Resource timeouts in the witching hours

pushred commented 10 years ago

There’s been a recurring issue where resource requests suddenly start to fail across all of our sites hosted with Modulus. This usually triggers a period of downtime due to very high responses times. The most recent incident occurred on March 26, lasting for an hour around 9:30-10:30. Attempts to restart the Modulus servers, re-deploy, etc. didn’t have an effect. Recovery usually happens on it’s own, quickly and suddenly. Possibly when Modulus kills processes that may be at fault. In this incident they were not seeing anything unusual on their end.

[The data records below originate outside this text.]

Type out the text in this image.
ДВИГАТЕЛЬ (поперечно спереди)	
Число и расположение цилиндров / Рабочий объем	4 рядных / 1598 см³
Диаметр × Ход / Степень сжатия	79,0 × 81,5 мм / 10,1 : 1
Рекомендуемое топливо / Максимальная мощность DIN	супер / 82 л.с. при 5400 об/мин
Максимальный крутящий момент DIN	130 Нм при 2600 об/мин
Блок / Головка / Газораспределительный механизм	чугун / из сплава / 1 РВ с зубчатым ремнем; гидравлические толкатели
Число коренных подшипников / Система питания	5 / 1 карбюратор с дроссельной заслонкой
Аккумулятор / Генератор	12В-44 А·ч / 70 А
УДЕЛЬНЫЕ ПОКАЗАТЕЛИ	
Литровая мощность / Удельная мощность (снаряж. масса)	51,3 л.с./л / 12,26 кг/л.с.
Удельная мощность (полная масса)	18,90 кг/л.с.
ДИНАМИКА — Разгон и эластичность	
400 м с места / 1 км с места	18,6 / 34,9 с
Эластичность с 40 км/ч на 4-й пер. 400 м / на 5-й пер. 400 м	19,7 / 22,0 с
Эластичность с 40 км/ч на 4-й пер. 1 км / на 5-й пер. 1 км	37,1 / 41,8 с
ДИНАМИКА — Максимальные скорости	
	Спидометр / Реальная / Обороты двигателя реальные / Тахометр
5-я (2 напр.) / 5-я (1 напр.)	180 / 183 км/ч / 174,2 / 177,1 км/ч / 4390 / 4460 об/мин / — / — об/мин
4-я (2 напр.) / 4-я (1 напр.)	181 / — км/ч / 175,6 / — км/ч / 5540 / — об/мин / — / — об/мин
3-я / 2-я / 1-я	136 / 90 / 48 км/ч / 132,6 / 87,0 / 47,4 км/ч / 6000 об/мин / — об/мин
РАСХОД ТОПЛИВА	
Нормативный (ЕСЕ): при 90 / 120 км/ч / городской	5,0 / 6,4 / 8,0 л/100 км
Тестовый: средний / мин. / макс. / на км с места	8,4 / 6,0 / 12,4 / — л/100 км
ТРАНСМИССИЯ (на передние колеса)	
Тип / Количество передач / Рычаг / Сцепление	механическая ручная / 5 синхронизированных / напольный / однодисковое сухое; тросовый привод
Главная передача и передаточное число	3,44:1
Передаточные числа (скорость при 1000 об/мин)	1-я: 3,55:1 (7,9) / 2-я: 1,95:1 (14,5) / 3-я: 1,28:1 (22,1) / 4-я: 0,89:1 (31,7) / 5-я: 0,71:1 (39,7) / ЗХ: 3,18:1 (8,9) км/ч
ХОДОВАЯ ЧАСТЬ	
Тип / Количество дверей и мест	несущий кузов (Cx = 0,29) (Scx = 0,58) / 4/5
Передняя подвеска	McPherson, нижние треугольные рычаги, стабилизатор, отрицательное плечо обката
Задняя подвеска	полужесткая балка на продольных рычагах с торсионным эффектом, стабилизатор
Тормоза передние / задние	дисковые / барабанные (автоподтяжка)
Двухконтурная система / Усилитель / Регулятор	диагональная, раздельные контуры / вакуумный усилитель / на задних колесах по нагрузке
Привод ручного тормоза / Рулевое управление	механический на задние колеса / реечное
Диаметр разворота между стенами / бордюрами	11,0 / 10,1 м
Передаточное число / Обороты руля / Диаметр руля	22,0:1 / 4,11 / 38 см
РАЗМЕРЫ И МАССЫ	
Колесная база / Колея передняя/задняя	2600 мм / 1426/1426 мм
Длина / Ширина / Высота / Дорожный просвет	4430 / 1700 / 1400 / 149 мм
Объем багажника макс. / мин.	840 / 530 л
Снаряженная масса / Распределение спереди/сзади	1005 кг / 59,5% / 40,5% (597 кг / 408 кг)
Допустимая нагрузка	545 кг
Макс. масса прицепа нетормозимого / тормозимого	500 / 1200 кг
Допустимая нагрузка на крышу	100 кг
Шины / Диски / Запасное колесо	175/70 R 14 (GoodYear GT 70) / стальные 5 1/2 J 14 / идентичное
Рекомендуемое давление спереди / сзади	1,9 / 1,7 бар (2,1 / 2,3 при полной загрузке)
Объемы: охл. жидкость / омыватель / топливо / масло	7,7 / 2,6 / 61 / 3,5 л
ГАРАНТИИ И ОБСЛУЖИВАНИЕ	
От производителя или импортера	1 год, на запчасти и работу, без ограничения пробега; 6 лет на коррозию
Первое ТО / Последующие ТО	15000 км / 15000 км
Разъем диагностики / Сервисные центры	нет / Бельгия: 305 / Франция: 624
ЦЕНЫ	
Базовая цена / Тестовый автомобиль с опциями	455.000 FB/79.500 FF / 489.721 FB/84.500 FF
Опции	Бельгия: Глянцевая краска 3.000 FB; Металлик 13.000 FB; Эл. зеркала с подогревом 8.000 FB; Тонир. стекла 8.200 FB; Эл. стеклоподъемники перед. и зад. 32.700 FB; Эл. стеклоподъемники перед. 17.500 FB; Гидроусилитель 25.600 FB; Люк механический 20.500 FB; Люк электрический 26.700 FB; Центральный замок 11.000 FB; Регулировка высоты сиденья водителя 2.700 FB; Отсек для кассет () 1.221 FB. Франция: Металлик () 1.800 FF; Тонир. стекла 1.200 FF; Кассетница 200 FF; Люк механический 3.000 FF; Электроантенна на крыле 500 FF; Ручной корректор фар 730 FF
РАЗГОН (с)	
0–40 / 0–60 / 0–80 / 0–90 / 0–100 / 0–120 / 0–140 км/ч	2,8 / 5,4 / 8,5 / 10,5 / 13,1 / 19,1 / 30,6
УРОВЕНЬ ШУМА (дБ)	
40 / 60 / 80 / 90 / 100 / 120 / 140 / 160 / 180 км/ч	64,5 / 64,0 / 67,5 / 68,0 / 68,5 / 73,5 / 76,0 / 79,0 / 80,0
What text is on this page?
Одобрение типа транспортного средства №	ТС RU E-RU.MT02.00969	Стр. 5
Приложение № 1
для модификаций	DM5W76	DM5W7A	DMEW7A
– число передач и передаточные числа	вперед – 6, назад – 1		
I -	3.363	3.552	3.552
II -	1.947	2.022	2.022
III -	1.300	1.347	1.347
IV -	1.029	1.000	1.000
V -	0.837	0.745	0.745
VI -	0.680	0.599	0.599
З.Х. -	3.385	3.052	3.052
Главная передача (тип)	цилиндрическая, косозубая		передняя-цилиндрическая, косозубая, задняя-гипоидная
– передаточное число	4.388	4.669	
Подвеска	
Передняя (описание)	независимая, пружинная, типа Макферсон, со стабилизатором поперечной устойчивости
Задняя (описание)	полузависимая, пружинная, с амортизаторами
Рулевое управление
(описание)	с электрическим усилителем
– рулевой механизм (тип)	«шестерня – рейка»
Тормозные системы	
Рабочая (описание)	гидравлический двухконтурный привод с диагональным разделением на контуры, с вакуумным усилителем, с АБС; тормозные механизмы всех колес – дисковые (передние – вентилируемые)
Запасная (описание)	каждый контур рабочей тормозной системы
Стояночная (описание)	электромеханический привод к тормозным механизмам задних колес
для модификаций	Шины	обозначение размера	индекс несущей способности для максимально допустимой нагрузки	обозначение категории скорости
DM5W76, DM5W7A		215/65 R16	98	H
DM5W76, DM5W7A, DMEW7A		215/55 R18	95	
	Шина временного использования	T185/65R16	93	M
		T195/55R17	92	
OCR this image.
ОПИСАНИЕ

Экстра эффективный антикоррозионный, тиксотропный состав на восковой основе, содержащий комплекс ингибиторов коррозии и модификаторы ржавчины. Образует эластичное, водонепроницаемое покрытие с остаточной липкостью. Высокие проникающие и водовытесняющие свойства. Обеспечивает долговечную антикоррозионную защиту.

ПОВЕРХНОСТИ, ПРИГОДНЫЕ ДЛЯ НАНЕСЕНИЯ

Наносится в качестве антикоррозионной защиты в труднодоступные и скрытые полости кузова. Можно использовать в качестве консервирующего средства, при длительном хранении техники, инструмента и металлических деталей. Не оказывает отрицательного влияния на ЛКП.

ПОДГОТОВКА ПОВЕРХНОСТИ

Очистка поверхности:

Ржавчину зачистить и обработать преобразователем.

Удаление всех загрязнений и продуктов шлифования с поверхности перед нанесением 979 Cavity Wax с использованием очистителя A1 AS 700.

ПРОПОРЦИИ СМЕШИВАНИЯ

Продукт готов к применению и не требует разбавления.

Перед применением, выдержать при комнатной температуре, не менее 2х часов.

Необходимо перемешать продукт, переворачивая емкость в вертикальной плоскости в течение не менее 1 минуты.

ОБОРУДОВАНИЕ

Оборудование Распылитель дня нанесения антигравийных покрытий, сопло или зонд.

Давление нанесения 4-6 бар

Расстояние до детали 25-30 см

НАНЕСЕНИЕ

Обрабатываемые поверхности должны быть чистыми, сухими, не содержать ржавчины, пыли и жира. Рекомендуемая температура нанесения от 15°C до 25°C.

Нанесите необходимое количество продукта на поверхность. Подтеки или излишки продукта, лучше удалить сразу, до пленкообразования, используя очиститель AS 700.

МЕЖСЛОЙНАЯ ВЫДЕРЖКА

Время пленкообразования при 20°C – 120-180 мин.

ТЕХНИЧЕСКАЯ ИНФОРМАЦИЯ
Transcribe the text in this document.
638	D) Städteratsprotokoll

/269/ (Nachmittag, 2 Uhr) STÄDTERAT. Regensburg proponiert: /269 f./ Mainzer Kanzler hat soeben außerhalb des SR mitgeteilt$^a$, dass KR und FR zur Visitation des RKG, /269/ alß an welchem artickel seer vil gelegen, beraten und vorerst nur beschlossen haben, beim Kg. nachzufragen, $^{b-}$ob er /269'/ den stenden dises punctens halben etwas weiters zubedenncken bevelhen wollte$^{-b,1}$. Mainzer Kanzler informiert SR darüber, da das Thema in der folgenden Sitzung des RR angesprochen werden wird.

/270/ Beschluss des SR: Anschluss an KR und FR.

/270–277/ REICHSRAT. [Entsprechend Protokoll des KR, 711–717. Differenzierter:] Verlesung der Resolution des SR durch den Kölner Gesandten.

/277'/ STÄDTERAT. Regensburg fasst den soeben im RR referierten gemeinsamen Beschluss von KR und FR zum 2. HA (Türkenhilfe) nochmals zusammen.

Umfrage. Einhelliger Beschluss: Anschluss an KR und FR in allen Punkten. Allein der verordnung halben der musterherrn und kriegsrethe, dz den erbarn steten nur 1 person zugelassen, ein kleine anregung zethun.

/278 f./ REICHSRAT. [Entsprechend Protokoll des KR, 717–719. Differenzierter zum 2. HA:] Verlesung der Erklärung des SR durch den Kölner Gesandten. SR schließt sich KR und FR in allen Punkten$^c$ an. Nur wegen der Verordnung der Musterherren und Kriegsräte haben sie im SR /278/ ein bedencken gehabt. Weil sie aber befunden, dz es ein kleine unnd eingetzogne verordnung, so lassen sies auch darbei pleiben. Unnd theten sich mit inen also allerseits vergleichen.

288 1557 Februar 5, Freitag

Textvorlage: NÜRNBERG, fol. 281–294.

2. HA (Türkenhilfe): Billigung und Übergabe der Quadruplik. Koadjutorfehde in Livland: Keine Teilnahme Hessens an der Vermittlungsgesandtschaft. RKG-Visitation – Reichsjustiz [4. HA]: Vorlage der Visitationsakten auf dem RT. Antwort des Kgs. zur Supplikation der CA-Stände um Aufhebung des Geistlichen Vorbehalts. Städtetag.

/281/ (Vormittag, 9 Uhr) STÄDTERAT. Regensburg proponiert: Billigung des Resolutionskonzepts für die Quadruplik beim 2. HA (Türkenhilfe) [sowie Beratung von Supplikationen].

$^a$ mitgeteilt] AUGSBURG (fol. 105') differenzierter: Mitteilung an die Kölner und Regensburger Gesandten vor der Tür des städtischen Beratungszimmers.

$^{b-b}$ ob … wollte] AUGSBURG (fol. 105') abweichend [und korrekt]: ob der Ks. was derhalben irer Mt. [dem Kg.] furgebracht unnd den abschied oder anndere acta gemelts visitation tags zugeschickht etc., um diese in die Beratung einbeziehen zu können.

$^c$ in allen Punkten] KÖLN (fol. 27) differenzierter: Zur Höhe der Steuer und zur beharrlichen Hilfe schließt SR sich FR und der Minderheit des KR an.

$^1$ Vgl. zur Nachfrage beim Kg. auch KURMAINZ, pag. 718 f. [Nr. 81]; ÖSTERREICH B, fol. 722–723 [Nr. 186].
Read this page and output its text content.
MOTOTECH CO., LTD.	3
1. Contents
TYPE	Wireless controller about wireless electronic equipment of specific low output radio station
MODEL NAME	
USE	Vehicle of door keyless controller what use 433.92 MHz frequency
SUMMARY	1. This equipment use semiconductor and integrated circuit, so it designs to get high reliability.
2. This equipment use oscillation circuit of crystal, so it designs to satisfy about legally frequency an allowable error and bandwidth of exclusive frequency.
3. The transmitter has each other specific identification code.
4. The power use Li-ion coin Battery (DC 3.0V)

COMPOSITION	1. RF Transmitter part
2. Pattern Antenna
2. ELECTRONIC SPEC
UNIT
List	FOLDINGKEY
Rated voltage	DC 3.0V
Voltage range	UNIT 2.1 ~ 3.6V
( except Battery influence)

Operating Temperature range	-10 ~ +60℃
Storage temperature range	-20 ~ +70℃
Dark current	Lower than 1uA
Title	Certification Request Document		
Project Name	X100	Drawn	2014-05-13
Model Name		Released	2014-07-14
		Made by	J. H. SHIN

BusyRich: well there are no other reports of issues and I just looked up a few projects I have and they all seem to be working well BusyRich: my guess would be network hiccup somewhere along the line BusyRich: could have been somewhere in Modulus, but it could have been somewhere outside BusyRich: as unspecific as that is

Pingdom looked like:

Modulus looked like:

modulus

[SOLIDUS] /about served in 5001ms
[SOLIDUS] /about served in 5001ms
[SOLIDUS] /tour served in 5000ms
[SOLIDUS] /tour served in 5002ms
[SOLIDUS] /tour served in 5004ms
[SOLIDUS] /music served in 5002ms
[SOLIDUS] Error retrieving resource "news": Error: connect ETIMEDOUT
[SOLIDUS] /news resources fetched in 81874ms
[SOLIDUS] Error retrieving resource "code-tips": Error: connect ETIMEDOUT
[SOLIDUS] /tour resources fetched in 80720ms
[SOLIDUS] Error retrieving resource "tags": Error: connect ETIMEDOUT
[SOLIDUS] Error retrieving resource "biography": Error: connect ETIMEDOUT
[SOLIDUS] /about resources fetched in 93255ms
[SOLIDUS] /about preprocessed in 0ms
[SOLIDUS] /news preprocessed in 122ms
[SOLIDUS] Preprocessor Error:
TypeError: Cannot read property 'events' of undefined
    at module.exports (/mnt/data/1/preprocessors/add_tour_metadata.js:65:31)
    at module.exports (/mnt/data/1/preprocessors/tour.js:8:12)
    at module.exports (/mnt/data/1/node_modules/solidus/lib/preprocessor_worker.js:13:13)
    at handle (/mnt/data/1/node_modules/solidus/node_modules/worker-farm/lib/child/index.js:37:8)
    at process.<anonymous> (/mnt/data/1/node_modules/solidus/node_modules/worker-farm/lib/child/index.js:43:3)
    at process.EventEmitter.emit (events.js:98:17)
    at handleMessage (child_process.js:318:10)
    at Pipe.channel.onread (child_process.js:345:11)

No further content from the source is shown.